Two recent declarations from European passenger aviation’s biggest companies paint an interesting contrast. First Lufthansa CEO Carsten Spohr declared: “We don’t want to be driven by change in the aviation sector: we want to be among the drivers of it. But doing so demands bold steps forward: our market is no place for half-measures.” He emphasized that currently Lufthansa was struggling to achieve growth potential because of “over-rigid cost structures” in “highly price-sensitive market segments”. Lufthansa’s proposed solution is to expand Germanwing’s footprint across it’s non-hub European network. Second, and in typically candid fashion, Ryanair CEO Michael O’Leary claimed that Lufthansa “has some bizarre plan about establishing a new low-fare airline. Unfortunately they started with a high-fare airline called Germanwings and they’ll need to do a lot more than call it that and paint it yellow to make it a low-cost carrier.”

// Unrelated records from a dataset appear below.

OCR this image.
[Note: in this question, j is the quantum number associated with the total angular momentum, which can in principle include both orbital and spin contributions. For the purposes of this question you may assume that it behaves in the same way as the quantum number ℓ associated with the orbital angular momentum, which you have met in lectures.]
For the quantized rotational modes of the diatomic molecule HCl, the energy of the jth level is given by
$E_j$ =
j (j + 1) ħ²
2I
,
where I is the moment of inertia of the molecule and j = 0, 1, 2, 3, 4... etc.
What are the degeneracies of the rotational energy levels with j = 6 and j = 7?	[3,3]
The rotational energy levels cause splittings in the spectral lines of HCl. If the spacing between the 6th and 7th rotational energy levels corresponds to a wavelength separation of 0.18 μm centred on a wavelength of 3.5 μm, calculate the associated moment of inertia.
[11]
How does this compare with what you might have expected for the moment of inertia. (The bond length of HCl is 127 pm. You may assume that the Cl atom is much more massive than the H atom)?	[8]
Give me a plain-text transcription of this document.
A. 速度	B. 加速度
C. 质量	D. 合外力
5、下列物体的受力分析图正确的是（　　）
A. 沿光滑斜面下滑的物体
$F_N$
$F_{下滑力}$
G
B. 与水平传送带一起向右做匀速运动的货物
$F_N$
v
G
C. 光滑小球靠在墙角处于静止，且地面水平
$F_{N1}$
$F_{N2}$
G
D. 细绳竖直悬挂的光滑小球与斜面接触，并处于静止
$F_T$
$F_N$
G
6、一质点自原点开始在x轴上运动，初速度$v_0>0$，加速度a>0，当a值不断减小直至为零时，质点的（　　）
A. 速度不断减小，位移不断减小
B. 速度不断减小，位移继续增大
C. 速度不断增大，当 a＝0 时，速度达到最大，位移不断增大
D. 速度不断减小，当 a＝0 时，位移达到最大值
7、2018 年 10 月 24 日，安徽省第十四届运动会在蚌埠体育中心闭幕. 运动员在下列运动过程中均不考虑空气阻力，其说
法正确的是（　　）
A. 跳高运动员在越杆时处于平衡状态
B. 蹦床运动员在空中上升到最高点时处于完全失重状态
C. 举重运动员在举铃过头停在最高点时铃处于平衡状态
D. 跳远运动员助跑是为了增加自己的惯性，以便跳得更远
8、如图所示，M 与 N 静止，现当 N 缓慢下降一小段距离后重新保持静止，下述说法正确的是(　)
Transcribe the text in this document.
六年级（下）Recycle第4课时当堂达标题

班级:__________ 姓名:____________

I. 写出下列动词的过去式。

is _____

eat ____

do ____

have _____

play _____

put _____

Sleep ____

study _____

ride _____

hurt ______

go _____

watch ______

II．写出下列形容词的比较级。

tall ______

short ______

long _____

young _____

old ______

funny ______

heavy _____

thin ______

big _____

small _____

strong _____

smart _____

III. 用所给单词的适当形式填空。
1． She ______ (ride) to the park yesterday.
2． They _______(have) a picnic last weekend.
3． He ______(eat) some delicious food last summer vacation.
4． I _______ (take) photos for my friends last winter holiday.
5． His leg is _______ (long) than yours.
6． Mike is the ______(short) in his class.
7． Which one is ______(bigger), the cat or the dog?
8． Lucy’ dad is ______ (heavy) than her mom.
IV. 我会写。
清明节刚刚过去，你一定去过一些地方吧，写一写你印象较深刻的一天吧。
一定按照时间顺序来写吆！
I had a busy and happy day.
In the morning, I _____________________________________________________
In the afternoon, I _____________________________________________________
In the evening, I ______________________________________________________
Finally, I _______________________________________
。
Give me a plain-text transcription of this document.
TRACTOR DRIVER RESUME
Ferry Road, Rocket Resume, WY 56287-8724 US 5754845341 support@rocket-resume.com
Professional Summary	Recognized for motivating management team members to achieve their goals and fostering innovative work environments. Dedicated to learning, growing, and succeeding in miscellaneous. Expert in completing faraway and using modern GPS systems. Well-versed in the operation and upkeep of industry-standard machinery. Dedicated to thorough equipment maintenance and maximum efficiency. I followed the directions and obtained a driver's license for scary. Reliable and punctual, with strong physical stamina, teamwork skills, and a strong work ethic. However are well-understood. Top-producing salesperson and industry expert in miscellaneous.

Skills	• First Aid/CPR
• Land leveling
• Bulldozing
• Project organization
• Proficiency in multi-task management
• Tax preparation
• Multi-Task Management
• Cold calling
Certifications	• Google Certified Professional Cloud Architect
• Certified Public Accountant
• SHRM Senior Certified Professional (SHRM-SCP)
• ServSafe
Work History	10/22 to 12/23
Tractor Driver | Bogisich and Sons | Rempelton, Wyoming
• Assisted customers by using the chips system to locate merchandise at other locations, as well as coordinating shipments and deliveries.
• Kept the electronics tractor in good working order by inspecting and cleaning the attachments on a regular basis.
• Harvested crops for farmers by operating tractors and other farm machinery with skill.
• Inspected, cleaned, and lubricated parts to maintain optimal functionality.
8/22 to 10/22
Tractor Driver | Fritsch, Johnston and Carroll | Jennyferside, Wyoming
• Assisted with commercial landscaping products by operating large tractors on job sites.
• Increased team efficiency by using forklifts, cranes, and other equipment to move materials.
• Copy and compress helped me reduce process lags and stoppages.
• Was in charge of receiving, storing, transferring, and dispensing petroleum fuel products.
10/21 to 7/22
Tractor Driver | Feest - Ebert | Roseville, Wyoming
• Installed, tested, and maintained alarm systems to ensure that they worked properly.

These two views highlight an emerging fight for Germany’s leisure and price sensitive customers. Lufthansa’s dominance of Frankfurt and Munich and its continued use of the ‘premium’ Lufthansa brand out of these airports has meant that in order to access growth (out of Germany’s secondary airports such as Dusseldorf or Hamburg), it has turned to Germanwings. The main reason for increasing use of Germanwings capacity is largely related to financial losses. According to Lufthansa Group financial reports, in 2012, its non-hub European network incurred losses of between 200 and 300 million Euros. This is attributed to Lufthansa’s higher cost base and ensured that the lower pricing model offered by Germanwings ate into its profit margin.
Moreover, the 2008 financial crisis made matters worse. From 2008 to 2010, the Lufthansa Group experienced a 17% decline in revenue per passenger in Europe, from EUR140 to EUR116. While it had by 2012 improved to EUR121, the following year did not see an uptick and a return to pre-2008 levels. Management at Lufthansa now recognize that the industry has restructured (beyond the general economic cycle) to lower long term RASK.
What is even more painful for Lufthansa management is a simple comparison with RASK for Europe’s most successful LCCs (easyJet, Ryanair, Vueling and Wizz Air) who in 2012 managed a 30 percent cost advantage over Germanwings (source: CAPA). One of Germanwings’ biggest cost issues is that its pilots are under union Vereinigung Cockpit who negotiates with both Germanwings and Lufthansa. Just to worsen matters for Lufthansa, while passenger numbers at German airports in August 2014 were up by over six percent, Lufthansa (including Germanwings) managed less than five percent.
Lufthansa’s ‘hybrid’ pricing structure at Germanwings (required to maintain service for its FFP and premium customers) means that it is stuck in the middle, not able to meet the LCCs heavily discounted prices but upsetting its FFP customers used to a Lufthansa ‘premium’ product on board.